When the hurricane clears out, a promising documentary is left pounded by footage limiting's diluting a sense of intimacy, as well as by uneven pacing whose sometimes dull dragging the film along with a meandering sense of progression that leaves material to run together does about as much as anything in making the final product underwhelming, but cannot prevent a good soundtrack, stylishly presented and neat footage, charismatic interviews and a fair bit of fascinating information from making "Crossfire Hurricane" a generally engaging, if pretty flawed study on The Rolling Stones' exploits during some of their most recognized years as classic forces within the mainstream music industry.
2.5/5 - Fair
For the obsessive Rolling Stones fan, there may be little new of interest in the documentary "Crossfire Hurricane," made to commemorate their fiftieth anniversary. Throughout the archival and footage from other documentaries, the surviving members of the band seek to disprove the old dictum that if you remember the 60's, then you really were not there. Well, they were there.

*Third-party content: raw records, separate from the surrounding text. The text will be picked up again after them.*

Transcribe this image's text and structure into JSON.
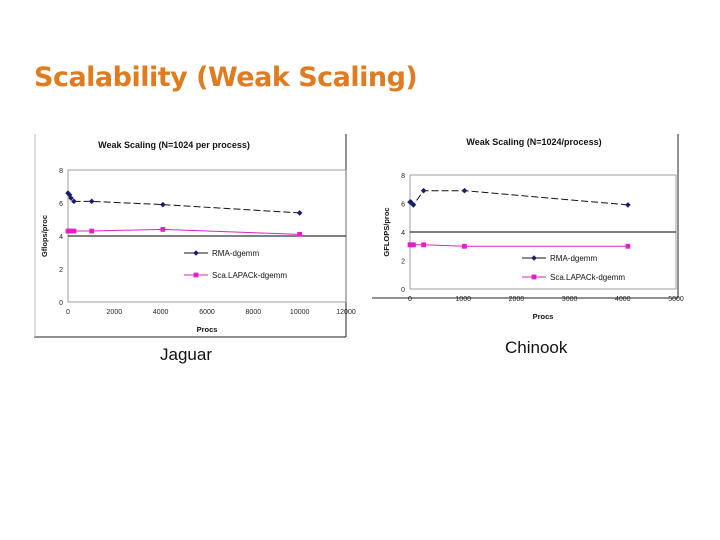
{
  "slide": {
    "title": "Scalability (Weak Scaling)",
    "caption_left": "Jaguar",
    "caption_right": "Chinook"
  },
  "colors": {
    "title": "#e07b20",
    "rma": "#1a1f6b",
    "scalapack": "#e020c8"
  },
  "chart_data": [
    {
      "type": "line",
      "title": "Weak Scaling (N=1024 per process)",
      "xlabel": "Procs",
      "ylabel": "Gflops/proc",
      "xlim": [
        0,
        12000
      ],
      "ylim": [
        0,
        8
      ],
      "xticks": [
        0,
        2000,
        4000,
        6000,
        8000,
        10000,
        12000
      ],
      "yticks": [
        0,
        2,
        4,
        6,
        8
      ],
      "grid": false,
      "legend": "center-right",
      "series": [
        {
          "name": "RMA-dgemm",
          "x": [
            1,
            64,
            128,
            256,
            1024,
            4096,
            10000
          ],
          "y": [
            6.6,
            6.5,
            6.3,
            6.1,
            6.1,
            5.9,
            5.4
          ]
        },
        {
          "name": "Sca.LAPACk-dgemm",
          "x": [
            1,
            64,
            128,
            256,
            1024,
            4096,
            10000
          ],
          "y": [
            4.3,
            4.3,
            4.3,
            4.3,
            4.3,
            4.4,
            4.1
          ]
        }
      ]
    },
    {
      "type": "line",
      "title": "Weak Scaling (N=1024/process)",
      "xlabel": "Procs",
      "ylabel": "GFLOPS/proc",
      "xlim": [
        0,
        5000
      ],
      "ylim": [
        0,
        8
      ],
      "xticks": [
        0,
        1000,
        2000,
        3000,
        4000,
        5000
      ],
      "yticks": [
        0,
        2,
        4,
        6,
        8
      ],
      "grid": false,
      "legend": "center-right",
      "series": [
        {
          "name": "RMA-dgemm",
          "x": [
            1,
            16,
            64,
            256,
            1024,
            4096
          ],
          "y": [
            6.1,
            6.1,
            5.9,
            6.9,
            6.9,
            5.9
          ]
        },
        {
          "name": "Sca.LAPACk-dgemm",
          "x": [
            1,
            16,
            64,
            256,
            1024,
            4096
          ],
          "y": [
            3.1,
            3.1,
            3.1,
            3.1,
            3.0,
            3.0
          ]
        }
      ]
    }
  ]
}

For a more casual fan like myself who only owns the 1964-1971 greatest hits and has seen "Gimme Shelter," "Crossfire Hurricane" is a more insightful film, even with some critical issues. For example, it is kind of simplistic to describe the Beatles as the good guys and the Rolling Stones as the bad guys, when to quote Bill Hicks, "The Beatles were so high, they let Ringo sing lead on a couple of songs." Rather, the bands were different sides of the same coin, reflecting opposite emotions identified with the 60's while stretching their music in new and creative ways. In fact, early film of both bands being mobbed look very similar. But where they differ is the Beatles stopped touring and the Rolling Stones continued with their concerts which at first they had so much trouble playing through that they placed bets as to when they would get interrupted. The documentary's strength comes from placing such chaos into context, especially when it comes down to the Altamont tragedy at the end of the 60's.